2. What level of confidence can I have in the bookrunners'
views on valuation?
For larger IPOs, we would usually
recommend that companies seeking a listing ('issuers') take
advice from an independent investment bank which can look over the
shoulders of the bookrunners and ensure that they are not leaving
too much money on the table for investors. The perceived wisdom is
that it is sensible to price an IPO so
that the share price rises immediately following admission to the
market because if a stock starts trading at below its issue price,
it is much more difficult to subsequently regain investors'
confidence in the stock. There is an inherent conflict, however, in
banks keeping their key clients who are investing in the IPO happy – through an uplift in value in
their investment following the IPO
– as opposed to making sure the founders/controlling
shareholders receive full value for their stock, which reduces the
profits made by the investors.
3. What obligations will I have to take on as part of the IPO process?
3.1 Lock-up
You will be asked to enter into a lock-up arrangement pursuant to
which you are not able to sell your shares for 12 months, or six
months if you are not a controlling shareholder. You would usually
want to negotiate some carve outs to any such lock-in e.g. to allow
you to transfer shares into a family trust or foundation or to
family members.
3.2 Representations and warranties under the underwriting
agreement
Back-to-back confirmations by the controlling shareholders,
proposed directors and the company are usually required.
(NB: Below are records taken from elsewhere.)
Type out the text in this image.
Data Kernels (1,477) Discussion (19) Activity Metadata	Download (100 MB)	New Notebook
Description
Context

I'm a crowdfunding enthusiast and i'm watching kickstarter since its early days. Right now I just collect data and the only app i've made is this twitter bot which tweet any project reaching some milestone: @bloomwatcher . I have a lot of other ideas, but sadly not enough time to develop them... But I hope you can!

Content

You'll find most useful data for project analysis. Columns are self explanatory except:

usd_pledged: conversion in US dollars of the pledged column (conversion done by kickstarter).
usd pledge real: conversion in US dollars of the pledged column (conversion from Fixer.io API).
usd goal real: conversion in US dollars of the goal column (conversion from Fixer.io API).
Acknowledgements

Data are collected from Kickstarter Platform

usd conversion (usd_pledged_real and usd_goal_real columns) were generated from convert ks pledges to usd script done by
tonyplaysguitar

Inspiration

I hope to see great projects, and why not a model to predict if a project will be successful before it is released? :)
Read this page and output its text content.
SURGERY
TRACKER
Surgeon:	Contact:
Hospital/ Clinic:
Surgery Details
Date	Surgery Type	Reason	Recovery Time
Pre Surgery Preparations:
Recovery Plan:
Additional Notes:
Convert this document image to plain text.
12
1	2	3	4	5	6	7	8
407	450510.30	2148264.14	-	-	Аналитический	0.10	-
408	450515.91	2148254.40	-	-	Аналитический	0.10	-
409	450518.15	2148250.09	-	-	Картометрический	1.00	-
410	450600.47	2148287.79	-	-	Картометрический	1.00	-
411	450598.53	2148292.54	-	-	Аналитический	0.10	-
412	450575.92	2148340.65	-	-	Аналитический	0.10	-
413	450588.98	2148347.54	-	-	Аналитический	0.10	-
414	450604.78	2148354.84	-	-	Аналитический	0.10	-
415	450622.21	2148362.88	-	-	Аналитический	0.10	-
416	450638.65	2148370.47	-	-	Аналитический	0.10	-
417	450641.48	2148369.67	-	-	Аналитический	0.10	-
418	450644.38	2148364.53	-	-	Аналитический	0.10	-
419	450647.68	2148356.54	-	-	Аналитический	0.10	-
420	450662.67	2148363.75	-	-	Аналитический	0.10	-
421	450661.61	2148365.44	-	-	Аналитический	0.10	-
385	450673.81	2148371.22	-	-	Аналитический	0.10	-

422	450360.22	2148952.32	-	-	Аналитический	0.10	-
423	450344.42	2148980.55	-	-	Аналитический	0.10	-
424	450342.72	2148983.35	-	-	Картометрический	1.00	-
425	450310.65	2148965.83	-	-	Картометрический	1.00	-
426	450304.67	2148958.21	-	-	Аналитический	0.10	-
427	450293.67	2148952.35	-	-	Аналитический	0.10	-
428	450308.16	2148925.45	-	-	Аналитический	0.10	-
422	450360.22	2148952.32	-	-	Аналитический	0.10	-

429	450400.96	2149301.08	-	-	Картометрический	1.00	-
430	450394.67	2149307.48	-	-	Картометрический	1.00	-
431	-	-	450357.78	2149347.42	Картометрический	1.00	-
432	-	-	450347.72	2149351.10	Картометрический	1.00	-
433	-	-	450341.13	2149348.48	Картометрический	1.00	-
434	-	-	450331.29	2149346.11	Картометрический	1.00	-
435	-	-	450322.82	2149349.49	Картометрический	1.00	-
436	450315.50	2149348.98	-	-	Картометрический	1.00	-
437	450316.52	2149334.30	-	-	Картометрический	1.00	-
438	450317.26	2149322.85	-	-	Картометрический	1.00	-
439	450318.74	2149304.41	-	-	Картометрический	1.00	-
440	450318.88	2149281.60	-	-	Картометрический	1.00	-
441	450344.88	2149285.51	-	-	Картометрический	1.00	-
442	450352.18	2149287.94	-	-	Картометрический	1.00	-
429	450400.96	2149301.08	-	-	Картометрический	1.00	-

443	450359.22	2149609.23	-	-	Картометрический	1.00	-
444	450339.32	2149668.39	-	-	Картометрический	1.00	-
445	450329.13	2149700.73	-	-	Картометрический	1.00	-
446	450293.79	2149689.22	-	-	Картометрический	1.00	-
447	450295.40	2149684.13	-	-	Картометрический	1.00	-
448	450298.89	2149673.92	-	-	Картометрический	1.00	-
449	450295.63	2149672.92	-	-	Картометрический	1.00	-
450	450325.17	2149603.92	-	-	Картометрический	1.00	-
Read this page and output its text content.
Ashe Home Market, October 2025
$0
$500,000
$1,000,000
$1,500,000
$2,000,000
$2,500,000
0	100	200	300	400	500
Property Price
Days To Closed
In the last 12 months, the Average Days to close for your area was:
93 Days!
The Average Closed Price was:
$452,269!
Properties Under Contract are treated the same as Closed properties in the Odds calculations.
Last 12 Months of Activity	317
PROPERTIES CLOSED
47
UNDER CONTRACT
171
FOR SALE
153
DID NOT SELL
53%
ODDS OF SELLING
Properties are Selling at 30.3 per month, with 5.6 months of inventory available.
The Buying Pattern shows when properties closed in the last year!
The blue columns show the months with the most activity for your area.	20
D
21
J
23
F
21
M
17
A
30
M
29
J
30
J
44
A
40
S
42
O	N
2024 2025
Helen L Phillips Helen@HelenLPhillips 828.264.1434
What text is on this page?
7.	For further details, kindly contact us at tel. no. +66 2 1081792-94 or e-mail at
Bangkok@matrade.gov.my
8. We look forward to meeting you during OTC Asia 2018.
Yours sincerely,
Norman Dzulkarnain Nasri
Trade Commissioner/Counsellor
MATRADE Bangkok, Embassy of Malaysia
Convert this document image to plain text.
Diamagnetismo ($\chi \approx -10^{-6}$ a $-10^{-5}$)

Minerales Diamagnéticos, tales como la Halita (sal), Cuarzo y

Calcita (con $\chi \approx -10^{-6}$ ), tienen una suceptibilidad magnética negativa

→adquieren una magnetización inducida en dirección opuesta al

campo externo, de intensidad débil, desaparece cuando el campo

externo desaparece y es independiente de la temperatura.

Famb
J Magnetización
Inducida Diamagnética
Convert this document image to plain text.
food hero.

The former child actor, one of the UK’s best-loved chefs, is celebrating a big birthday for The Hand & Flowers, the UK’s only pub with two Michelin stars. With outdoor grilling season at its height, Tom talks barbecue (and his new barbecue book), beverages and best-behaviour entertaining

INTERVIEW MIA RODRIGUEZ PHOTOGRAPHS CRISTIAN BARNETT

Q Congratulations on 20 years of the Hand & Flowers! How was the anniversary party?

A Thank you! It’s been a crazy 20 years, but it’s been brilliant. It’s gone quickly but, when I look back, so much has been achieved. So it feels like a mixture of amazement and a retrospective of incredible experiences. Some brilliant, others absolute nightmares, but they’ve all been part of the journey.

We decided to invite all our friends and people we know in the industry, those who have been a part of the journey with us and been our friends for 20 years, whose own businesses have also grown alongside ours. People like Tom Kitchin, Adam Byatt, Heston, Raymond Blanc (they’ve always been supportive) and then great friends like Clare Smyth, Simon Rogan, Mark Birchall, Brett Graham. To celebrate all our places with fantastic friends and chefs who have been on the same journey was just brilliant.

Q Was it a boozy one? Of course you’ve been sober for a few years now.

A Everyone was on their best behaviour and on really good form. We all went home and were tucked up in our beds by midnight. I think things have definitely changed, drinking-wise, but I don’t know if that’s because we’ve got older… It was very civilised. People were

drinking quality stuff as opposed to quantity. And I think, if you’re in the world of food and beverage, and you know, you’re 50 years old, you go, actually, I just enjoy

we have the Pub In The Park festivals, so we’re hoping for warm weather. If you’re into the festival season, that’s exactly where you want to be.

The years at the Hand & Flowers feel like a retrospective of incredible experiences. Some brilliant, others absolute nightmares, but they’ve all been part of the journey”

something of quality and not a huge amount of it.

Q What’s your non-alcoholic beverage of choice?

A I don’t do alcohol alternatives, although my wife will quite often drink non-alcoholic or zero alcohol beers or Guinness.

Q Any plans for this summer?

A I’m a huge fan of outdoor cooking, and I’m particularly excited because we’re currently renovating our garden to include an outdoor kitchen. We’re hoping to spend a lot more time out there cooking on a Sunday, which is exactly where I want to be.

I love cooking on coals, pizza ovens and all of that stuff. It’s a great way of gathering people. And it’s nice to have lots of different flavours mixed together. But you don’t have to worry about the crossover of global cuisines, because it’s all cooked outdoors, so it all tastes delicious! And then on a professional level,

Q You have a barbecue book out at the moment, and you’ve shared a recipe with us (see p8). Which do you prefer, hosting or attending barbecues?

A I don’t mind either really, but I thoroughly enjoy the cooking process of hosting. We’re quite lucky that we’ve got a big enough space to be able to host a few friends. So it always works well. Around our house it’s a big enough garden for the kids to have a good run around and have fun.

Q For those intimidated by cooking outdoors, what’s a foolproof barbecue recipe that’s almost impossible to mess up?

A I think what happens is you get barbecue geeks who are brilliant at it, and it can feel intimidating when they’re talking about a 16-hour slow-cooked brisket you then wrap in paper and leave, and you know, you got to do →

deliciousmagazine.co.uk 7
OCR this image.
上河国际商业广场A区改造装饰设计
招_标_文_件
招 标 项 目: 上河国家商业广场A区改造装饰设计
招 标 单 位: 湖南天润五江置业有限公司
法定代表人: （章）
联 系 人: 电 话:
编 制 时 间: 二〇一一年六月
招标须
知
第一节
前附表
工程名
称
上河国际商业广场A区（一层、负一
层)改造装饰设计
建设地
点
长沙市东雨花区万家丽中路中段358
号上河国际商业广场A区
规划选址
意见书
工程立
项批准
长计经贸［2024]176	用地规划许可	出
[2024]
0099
If the
founders/owners have stepped away from the day-to-day running of
the business and/or they are not on the board, they would want to
ensure that any warranties were qualified by their awareness and,
in any event, their liability should be made subject to limitations
both as regards the length of time in which warranty claims can be
brought and their overall limit of liability.
3.3 Statutory liability as a director of the company
Directors collectively and individually accept full responsibility
of the information disclosed in the prospectus, which includes a
session in relation to the underwriting agreement.
3.4 Service agreement/letter of
appointment/non-competition
Normally, a new arm's length service agreement or letter of
appointment would be put in place in anticipation of the IPO. You would want to ensure that you had the
benefit of a separate contractual indemnity for directors'
liabilities from the company and ensure that the company maintains
cover for you under a directors' and officers' insurance
policy. You would also want to review the provisions of any service
agreement or letter of appointment. Typical issues to negotiate in
a service agreement include termination provisions, the ability for
the company to put you on garden leave, the scope of your duties
and your overall compensation package. You may also be asked to
enter into a non-competition deed which would need to be carefully
reviewed.
4. What role can my relatives and I have in the management of
the company post-IPO?
For a Hong Kong IPO, the Listing Rules
require a company to have at least three independent non-executive
directors comprising of at least one-third of the board. Relevant
qualifications for being an independent non-executive director
include having a knowledge in finance, accounting or law.
5. Voting/non-voting shares
Dual-class shares may now be listed in Hong Kong, with Xiaomi as
the first dual-class share structure to have listed. Hong Kong
requires the special rights attached to dual class shares to be
cancelled if the founder dies, is incapacitated or otherwise ceases
to be a director. The founder's shares do not have to be held
personally but can be held in a trust, limited partnership or
private company. A Hong Kong listed company with a dual class
listing is required to establish a corporate governance committee
comprised entirely of independent non-executive directors appointed
on a one-share-one-vote basis.
6. Do I need to address the structure of my holding above the
company in view of the potential liabilities identified above and
for tax reasons?
It is important, both commercially and from a tax point of view,
that you take steps in advance of the IPO
to adopt the optimal structure for your holding. At the very least,
you will need to ensure that the jurisdiction chosen for the IPO vehicle does not jeopardise your personal
tax position or, if that is not possible, ensure that it is held
through an appropriate holding structure to shield you from any
unwanted liabilities.
The content of this article is intended to provide a general guide to the subject matter. Specialist advice should be sought about your specific circumstances.